Insurance coverage in Oman

Hello everyone,

Moving abroad requires adequate insurance coverage.

What type of insurance expatriates need the most in Oman: health, house or liability insurance? All of them? Do they come as a package?

Are there other insurance options to consider like critical illness, damage or property insurance?

Is it better to purchase insurance from an expat insurance specialist or from a local insurance provider?

And what about insurance costs?

Tell us about your experience in Oman.



Generally most of the companies have a medical and life insurance covered for the employee and his family medical insurance. Car insurance is mandate for your car to have a validity and you can choose between 3rd party and full insurance.

If you require additional, you can take personal insurance apart from these for yourself and your family accordingly.

The answer depends on the details of your package if you are an employee. some employers provide housing and transportation so you don't have to worry about insurance.some provide health insurance as well.There remains life insurance?

If you are of different category of the above then you have to do it personally case by case.

I cant give you names, for many reasons

I rather suggest you check Omani Labor law details on internet in this regard cause all abide by.

My best wish

Interestingly, expatriates in Oman do not necessarily need any sort of insurance coverage of their own !

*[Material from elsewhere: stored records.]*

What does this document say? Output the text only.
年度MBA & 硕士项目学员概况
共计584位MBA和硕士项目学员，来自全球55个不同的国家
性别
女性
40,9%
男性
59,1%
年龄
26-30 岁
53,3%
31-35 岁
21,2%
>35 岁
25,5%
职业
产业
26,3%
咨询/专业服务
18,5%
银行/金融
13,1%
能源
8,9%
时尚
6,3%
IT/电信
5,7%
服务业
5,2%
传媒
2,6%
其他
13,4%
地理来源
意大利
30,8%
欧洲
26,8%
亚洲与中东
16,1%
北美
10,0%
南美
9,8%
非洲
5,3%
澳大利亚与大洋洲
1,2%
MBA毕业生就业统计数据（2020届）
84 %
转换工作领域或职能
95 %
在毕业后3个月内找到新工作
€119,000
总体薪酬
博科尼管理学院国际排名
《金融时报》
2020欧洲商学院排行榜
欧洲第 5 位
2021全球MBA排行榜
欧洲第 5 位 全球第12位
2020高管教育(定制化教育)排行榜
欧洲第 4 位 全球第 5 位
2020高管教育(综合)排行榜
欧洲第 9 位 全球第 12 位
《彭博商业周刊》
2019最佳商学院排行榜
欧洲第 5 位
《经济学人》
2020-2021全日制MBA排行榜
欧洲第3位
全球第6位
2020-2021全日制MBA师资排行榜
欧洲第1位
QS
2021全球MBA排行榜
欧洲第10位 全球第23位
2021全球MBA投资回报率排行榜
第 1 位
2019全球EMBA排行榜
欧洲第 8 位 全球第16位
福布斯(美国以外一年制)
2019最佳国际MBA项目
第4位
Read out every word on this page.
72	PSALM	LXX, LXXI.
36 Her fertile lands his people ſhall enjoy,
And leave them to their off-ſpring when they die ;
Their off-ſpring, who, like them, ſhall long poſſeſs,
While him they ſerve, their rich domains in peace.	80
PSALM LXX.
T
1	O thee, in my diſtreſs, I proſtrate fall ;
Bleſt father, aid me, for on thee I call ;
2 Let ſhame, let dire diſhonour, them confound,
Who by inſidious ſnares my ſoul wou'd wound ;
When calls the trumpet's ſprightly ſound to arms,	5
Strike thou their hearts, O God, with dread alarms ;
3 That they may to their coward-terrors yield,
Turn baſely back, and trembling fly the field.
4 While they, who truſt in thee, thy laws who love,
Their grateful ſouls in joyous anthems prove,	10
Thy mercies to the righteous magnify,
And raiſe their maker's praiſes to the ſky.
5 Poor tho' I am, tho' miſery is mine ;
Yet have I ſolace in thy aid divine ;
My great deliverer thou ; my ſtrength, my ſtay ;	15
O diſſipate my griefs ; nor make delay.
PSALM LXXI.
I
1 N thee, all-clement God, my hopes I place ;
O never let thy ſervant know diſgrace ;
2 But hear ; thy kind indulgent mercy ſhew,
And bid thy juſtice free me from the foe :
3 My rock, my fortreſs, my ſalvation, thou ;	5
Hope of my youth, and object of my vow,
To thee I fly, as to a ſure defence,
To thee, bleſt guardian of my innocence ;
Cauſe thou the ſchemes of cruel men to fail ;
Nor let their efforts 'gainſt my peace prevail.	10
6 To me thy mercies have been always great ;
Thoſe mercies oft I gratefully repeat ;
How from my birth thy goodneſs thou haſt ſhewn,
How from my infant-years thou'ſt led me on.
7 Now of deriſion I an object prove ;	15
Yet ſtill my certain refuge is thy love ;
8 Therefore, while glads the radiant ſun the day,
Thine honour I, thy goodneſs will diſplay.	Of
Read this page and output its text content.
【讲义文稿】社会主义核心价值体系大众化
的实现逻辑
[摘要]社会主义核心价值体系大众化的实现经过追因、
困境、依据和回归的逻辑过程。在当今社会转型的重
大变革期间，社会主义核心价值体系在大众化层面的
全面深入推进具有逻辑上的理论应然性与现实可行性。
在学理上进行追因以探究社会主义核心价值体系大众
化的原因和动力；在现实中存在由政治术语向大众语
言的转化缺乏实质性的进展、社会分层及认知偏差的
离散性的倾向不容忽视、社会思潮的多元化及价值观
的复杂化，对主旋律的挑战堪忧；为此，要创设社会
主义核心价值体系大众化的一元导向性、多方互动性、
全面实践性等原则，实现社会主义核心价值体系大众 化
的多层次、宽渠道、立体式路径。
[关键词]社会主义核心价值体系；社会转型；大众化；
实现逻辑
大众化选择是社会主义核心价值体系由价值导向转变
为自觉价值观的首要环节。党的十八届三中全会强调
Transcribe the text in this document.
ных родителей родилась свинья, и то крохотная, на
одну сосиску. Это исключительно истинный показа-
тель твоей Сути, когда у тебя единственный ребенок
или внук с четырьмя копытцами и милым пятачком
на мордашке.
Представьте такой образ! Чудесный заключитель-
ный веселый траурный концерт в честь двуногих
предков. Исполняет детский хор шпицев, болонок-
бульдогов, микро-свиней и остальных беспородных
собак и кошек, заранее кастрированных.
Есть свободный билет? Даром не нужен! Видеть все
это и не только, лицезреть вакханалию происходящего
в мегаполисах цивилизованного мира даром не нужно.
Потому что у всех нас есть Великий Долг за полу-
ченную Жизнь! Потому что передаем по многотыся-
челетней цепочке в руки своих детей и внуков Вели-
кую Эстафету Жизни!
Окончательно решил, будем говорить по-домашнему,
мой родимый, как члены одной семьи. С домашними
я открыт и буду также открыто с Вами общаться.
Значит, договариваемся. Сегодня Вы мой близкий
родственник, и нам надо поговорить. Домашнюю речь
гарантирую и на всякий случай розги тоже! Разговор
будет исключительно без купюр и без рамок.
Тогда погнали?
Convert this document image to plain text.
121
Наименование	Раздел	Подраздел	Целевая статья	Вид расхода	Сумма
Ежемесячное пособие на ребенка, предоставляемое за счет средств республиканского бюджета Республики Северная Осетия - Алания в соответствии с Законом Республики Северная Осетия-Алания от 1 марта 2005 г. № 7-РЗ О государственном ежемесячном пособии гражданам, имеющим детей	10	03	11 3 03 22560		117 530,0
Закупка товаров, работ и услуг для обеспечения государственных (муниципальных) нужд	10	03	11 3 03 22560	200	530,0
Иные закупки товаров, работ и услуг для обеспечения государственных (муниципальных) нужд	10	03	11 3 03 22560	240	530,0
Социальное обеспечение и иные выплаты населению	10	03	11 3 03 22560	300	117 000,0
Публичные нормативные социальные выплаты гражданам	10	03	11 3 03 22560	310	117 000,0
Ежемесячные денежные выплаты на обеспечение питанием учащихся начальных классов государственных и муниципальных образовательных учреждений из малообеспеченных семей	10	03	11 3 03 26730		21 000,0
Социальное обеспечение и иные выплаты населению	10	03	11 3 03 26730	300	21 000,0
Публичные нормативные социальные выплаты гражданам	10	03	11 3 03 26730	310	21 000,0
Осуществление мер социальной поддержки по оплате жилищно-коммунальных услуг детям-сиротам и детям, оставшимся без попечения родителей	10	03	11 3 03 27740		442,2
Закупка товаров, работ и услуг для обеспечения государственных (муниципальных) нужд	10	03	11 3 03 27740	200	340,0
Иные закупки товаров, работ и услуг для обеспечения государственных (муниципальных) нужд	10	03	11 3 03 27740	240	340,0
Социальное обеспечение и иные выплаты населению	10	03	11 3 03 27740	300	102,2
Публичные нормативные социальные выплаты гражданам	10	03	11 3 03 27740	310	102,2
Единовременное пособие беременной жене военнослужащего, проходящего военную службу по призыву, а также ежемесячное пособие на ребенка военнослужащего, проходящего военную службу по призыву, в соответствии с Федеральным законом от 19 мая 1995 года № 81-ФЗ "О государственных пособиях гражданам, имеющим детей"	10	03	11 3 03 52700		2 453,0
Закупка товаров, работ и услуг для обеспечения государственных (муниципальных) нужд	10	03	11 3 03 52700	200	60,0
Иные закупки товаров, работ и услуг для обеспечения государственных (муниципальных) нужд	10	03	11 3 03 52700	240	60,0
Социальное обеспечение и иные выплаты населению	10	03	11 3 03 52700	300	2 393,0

As per the Omani Labour Laws, the employer / sponsor who hires an expatriate has to ensure that all required insurance coverage is provided to the employee, including life insurance. So if any expatriate meets with his maker while during service, then the family would be entitled to receiving a substantial sum as the employee’s life insurance benefits.

Also, every employee is provided with medical coverage of some sort or the other. In some case, the coverage is exhaustive (if the employee is higher up the pecking order), while for some other employees, it will be just the basic. It is entirely dependent on the employee’s position, level and standing in the organisation. In any case, the law states that every employee (recruited through the right channels) must be provided with medical coverage.

Despite this rule in place, there are scores of blue-collar employees / casual labourers and those who come and work here unlawfully who do not get any benefits at all. They have to fend for themselves. For them, life is nothing but a continuing and never ending string of misery. In case they fall ill, they have no other option but to resort to seeking the services of quacks and compounders (a.k.a. unqualified ‘doctors’), who prescribe them medication that cannot be bought off the shelves of pharmacies (since they do not have the authority to prescribe drugs). And so the patient is invariably given peddled and out-of-date drugs and all sorts of unusable medication, which would do more harm than good. Life can be very cruel to such unfortunate expatriates.

Usually companies provide employees with enough medical coverage and also salary for the time taken off work. For example, for up to 1 month of sick leave, an employee is eligible to a certain part of his / her salary. For up to 2 months, the employee is still eligible for some sort of monetary compensation, similarly like this up to 6 months and more (as agreed), an employee has to be paid something by his / her company. This is the rule.

Coming to the place of stay, no expat ever takes a home insurance, or personal effects insurance since most live on company provided accommodation, or on accommodation which is only temporary. Since all expatriates come with a “booked return ticket”, so to speak, no expatriate would willingly opt to take any additional insurance coverage beyond what his / her company provides.

Same is the case with vehicle insurance, which is of course a must, if a vehicle has to be on road. For those driving company provided vehicles, the company would take care of the insurance costs and all other vehicle related expenses like fuel, service, spare parts, etc. For those who use their own vehicles, they would have to buy the insurance for their vehicles, which could be comprehensive, or third party depending on their needs and budgets.

As a long time resident of Oman, I can tell you that until today I have not spent a single Baiza on any sort of insurance. Nor do not intend to do so until the day I stay here.

As most people have mentioned earlier, the employers generally pick up the tab for insurance. I had a specific problem the employer would not cover "mother" within the definition of family . (my company had a specific language which mentioned, self / spouse/ upto 3 children below the age of 21).
I had requested to cover my mother , albeit after deducting the premium from my salary .....however that did not materialize.  It did not occur to me during the time of offer acceptance .... the chances of pushing a thing or too is much easier at that point ...rather than seeking them post joining.